O contingente da ONU pede instruções a Nova Iorque, via rádio. Surpreendentemente, da sede da organização sai a ordem para abandonarem o local e “deixarem a carga para trás”. À medida que os soldados da paz saem, os tutsis imploram-lhes para os matarem. Preferem morrer a tiro do que à catanada. Momentos depois da evacuação, as milícias invadem a escola e iniciam a matança.
Enquanto o massacre decorre Boutros-Gali anda pela Europa, a receber graus honoríficos. A visita de três dias continua, perante a estranheza de altos funcionários da ONU. Dois presidentes africanos assassinados e uma guerra civil em curso não interrompem o passeio do egípcio.
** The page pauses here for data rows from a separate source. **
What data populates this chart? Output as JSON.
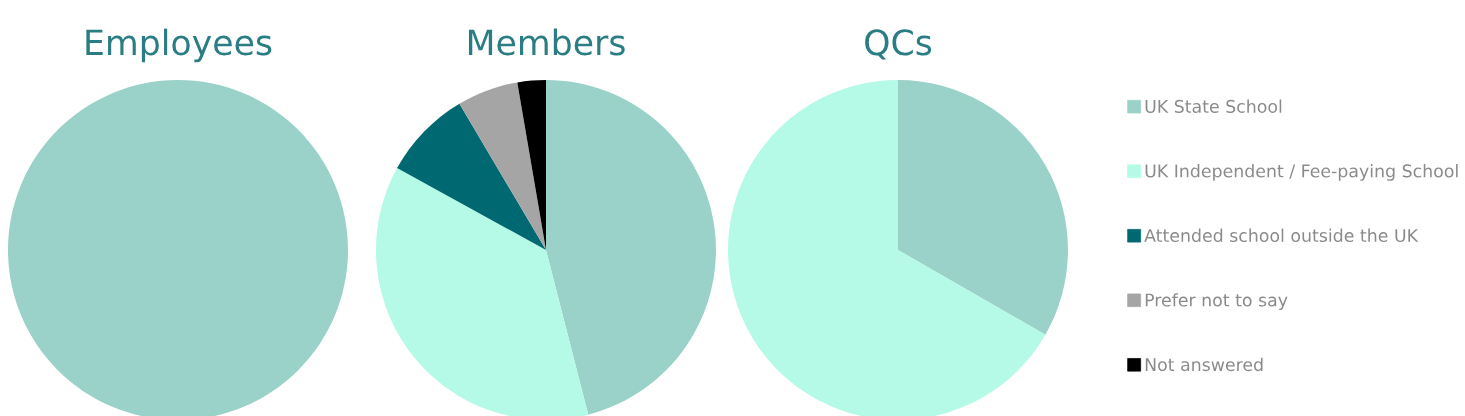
{
  "chart_data": [
    {
      "type": "pie",
      "title": "Employees",
      "categories": [
        null,
        null,
        null,
        null,
        null
      ],
      "values": [
        100,
        0,
        0,
        0,
        0
      ],
      "colors": [
        "#9ad1c8",
        "#b5fae6",
        "#006870",
        "#a5a5a5",
        "#000000"
      ]
    },
    {
      "type": "pie",
      "title": "Members",
      "categories": [
        null,
        null,
        null,
        null,
        null
      ],
      "values": [
        46,
        37,
        8.5,
        5.8,
        2.7
      ],
      "colors": [
        "#9ad1c8",
        "#b5fae6",
        "#006870",
        "#a5a5a5",
        "#000000"
      ]
    },
    {
      "type": "pie",
      "title": "QCs",
      "categories": [
        "UK State School",
        "UK Independent / Fee-paying School",
        "Attended school outside the UK",
        "Prefer not to say",
        "Not answered"
      ],
      "values": [
        33.3,
        66.7,
        0,
        0,
        0
      ],
      "colors": [
        "#9ad1c8",
        "#b5fae6",
        "#006870",
        "#a5a5a5",
        "#000000"
      ],
      "legend": "right"
    }
  ]
}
“Ele sabia mais sobre o Ruanda do que qualquer outro funcionário da sua equipa”, afirma Linda Melvern, a quem o ex-secretário-geral da ONU respondeu, a propósito do seu envolvimento na venda de armas ao Ruanda: “Não me parece que uns milhares de armas tivessem feito diferença”.
Boutros-Galli não só intermediou a compra de armas ao Egipto, confirmada por cartas do governo do Ruanda a louvar o seu papel, como duas agências da ONU financiaram o negócio: o FMI e o Banco Mundial.
Após cinco missões para investigar onde estava a ser gasto o dinheiro, o Banco Mundial advertiu o Ruanda para não comprar mais armas. Ordem que o país recusou acatar, obtendo como recompensa a concessão de mais 120 milhões em empréstimos.
A ONU reconheceu, 10 anos depois, culpas por não ter travado o genocídio a tempo. Mas não assume a sua verdadeira participação no massacre. E devia. Pelo menos para que a vergonha a impeça de repetir o erro.